Warning: Please be cautious in reporting a p-value of 0. This result is an
approximation based on the number of `reps` chosen in the `generate()` step. See
`?get_p_value()` for more information.
# A tibble: 1 × 1
p_value
<dbl>
1 0
Since the p-value is 0 which is less than any significance level, we can reject the null hypothesis in favor of the alternative hypothesis. The data provides convincing evidence that the average violence crime rates of states with low per cap prison spending and high per cap prison spending is different.
##confidence interval:
\[ \widehat{violence~rate} = 3.635873e^{-03} + 1.827521e^{-10}\times police~spending \]
For every 1 dollar increase in police spending, the predicted violence rate increases by 1.827521e-10, on average.
# A tibble: 2 × 5
term estimate std.error statistic p.value
<chr> <dbl> <dbl> <dbl> <dbl>
1 (Intercept) 0.00331 0.000180 18.4 3.46e-48
2 percap_police 0.00655 0.00263 2.50 1.32e- 2
# A tibble: 1 × 2
lower_ci upper_ci
<dbl> <dbl>
1 -1.90e-10 4.78e-10
We are 95% confident that for every 1 dollar increase in police spending, the predicted change in violence rate is between -1.899252e-10 and 4.784646e-10, on average.
Interpretation and conclusions
From the data, a few points stick out.
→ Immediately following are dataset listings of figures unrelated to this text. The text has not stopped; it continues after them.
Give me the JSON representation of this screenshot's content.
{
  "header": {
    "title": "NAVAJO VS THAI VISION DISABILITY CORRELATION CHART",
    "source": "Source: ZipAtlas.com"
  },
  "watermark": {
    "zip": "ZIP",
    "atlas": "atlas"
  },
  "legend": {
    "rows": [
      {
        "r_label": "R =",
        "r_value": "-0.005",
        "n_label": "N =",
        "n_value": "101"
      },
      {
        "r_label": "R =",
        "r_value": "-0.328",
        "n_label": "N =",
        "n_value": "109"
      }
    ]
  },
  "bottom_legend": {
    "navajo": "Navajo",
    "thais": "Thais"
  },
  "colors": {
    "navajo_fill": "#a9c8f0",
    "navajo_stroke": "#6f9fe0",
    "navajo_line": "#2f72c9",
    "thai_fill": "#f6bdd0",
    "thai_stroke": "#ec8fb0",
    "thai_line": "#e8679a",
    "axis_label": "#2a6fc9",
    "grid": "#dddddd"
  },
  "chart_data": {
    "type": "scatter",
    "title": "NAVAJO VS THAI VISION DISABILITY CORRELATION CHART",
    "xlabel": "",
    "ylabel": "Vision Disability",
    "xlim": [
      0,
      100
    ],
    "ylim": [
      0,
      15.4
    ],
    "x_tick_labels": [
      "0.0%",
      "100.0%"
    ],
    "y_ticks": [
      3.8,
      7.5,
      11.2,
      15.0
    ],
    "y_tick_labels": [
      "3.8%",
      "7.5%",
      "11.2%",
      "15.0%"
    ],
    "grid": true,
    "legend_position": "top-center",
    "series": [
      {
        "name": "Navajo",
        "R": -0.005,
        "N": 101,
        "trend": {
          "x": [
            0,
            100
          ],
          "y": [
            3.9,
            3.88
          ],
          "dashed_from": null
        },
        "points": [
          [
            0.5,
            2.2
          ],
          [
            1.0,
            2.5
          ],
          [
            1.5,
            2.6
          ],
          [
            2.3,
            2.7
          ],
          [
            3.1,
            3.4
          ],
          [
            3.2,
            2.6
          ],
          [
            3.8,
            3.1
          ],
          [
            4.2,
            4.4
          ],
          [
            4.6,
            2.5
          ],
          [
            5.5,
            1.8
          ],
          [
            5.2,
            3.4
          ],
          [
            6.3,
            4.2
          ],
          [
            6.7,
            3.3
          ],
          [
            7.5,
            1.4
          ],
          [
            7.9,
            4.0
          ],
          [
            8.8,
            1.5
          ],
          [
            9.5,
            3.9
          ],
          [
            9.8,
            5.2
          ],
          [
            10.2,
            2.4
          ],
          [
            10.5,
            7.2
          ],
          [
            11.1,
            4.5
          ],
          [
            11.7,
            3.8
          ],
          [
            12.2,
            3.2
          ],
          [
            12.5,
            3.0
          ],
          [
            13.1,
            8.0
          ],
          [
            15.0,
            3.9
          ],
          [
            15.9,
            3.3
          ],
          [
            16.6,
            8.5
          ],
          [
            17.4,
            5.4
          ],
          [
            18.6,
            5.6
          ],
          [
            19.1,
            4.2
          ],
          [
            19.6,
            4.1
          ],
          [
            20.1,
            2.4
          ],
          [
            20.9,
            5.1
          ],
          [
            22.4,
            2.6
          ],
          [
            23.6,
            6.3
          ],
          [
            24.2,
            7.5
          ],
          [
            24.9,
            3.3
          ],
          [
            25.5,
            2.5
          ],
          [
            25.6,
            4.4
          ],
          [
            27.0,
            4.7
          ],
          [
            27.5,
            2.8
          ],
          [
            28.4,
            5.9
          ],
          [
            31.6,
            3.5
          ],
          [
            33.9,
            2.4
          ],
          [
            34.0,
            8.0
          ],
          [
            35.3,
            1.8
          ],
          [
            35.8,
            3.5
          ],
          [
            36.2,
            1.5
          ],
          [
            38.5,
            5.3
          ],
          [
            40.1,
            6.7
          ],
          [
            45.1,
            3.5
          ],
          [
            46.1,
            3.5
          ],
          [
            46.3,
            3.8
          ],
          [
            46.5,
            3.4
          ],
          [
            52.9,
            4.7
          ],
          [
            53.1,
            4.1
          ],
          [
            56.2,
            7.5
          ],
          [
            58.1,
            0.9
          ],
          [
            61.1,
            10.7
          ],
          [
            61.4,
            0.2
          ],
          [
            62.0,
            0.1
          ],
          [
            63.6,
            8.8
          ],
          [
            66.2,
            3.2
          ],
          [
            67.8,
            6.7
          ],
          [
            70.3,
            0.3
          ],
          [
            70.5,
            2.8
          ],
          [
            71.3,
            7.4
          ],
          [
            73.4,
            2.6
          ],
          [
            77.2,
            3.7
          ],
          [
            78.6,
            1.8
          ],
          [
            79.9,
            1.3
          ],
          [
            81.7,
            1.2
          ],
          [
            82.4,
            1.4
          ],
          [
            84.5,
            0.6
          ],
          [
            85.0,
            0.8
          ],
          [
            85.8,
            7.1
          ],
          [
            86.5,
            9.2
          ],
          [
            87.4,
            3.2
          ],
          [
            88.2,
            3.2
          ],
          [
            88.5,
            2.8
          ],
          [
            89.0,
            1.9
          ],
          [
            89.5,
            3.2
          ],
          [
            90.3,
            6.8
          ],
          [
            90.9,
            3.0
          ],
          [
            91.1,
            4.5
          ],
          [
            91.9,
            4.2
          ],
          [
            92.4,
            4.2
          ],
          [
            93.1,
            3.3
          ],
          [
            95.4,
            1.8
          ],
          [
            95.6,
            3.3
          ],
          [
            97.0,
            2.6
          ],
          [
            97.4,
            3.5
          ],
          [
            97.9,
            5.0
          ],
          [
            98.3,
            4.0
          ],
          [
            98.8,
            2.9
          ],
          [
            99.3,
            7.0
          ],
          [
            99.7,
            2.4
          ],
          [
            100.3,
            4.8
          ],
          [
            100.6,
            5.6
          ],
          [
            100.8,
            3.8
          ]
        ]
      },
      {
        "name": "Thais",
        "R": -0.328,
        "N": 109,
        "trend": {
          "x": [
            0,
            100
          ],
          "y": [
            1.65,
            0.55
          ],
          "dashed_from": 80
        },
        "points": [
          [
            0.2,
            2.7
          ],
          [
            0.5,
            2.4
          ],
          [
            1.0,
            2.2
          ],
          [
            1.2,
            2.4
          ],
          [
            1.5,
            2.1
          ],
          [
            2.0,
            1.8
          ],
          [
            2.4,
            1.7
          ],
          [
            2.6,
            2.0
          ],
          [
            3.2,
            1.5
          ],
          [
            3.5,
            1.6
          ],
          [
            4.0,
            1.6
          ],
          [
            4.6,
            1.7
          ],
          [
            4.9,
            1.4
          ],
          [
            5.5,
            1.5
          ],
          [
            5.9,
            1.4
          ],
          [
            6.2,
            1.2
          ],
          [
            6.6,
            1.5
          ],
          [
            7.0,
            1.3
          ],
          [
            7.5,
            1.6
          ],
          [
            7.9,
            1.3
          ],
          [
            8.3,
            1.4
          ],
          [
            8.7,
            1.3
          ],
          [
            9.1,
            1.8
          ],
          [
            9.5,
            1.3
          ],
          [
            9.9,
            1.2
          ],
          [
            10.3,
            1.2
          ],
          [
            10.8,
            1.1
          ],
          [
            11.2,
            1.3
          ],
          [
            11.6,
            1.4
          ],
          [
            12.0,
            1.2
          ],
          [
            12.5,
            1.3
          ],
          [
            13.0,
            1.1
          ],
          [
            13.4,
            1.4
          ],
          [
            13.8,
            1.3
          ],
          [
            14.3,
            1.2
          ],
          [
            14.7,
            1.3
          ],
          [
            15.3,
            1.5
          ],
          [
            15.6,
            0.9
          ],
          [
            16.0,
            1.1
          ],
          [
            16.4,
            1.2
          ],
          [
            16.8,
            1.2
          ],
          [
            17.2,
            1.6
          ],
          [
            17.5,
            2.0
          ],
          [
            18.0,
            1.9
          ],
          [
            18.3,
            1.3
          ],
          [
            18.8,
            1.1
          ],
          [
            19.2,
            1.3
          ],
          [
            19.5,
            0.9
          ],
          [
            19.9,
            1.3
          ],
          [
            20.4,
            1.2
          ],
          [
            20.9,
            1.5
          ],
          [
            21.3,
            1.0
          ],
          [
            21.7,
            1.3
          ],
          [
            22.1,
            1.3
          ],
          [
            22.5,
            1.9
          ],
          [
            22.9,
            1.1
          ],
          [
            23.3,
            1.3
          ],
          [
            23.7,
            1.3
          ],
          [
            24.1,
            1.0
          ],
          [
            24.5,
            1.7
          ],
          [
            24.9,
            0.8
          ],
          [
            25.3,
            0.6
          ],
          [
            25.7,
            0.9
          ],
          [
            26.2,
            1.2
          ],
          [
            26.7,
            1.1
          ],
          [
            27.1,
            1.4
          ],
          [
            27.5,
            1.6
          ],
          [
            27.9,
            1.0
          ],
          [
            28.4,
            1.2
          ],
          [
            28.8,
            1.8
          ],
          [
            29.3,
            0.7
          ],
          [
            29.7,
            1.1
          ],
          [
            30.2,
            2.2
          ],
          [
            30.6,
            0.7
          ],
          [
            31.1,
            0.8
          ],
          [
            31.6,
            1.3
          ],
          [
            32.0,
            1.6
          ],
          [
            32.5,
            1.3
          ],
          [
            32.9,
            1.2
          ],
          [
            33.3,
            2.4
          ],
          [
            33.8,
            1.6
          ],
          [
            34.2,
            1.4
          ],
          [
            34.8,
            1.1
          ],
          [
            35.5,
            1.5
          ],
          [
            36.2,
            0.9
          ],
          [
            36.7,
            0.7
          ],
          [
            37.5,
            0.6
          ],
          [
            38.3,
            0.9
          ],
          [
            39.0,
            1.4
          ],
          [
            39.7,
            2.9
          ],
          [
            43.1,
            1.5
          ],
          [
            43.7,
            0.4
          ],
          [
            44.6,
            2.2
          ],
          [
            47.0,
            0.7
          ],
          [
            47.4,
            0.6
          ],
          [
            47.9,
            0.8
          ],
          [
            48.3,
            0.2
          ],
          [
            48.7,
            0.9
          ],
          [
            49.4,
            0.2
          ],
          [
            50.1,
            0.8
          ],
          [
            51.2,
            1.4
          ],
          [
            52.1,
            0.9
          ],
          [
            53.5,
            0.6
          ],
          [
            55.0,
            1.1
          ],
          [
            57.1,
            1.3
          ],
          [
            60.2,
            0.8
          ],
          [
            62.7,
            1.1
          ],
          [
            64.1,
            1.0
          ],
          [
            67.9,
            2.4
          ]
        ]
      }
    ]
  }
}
Across most of the country, states spend more on education than on police or prisons, per capita. For educational spending per-capita, it is worth noting that Republican states have a higher violence rate compared to other political affiliations. We can also notice the relatively low correlation between different types of spending and violence rates. We can see that this may be because prison and police spending is about the same for each state. New Mexico and Alaska are clear outliers, having higher violence rates than other countries. Nevada has had a major drop in violence rates from 2016 to 2019, although it isn’t clear that it comes from a spending difference.
Limitations
A limitation of our project is that the crime rate data only had data up to 2019. During the peer review session, people commented that having more data, perhaps up until the current year (2023) would have been nice. Still, analyzing data from 50 states proved to be difficult. There was a lot of data to work with, and it was difficult to visualize all of it in a clear and aesthetic manner. Furthermore, although we analyzed data related to spending on police, education, and prisons, it would be nice to relate it to more recent policies regarding crime and spending.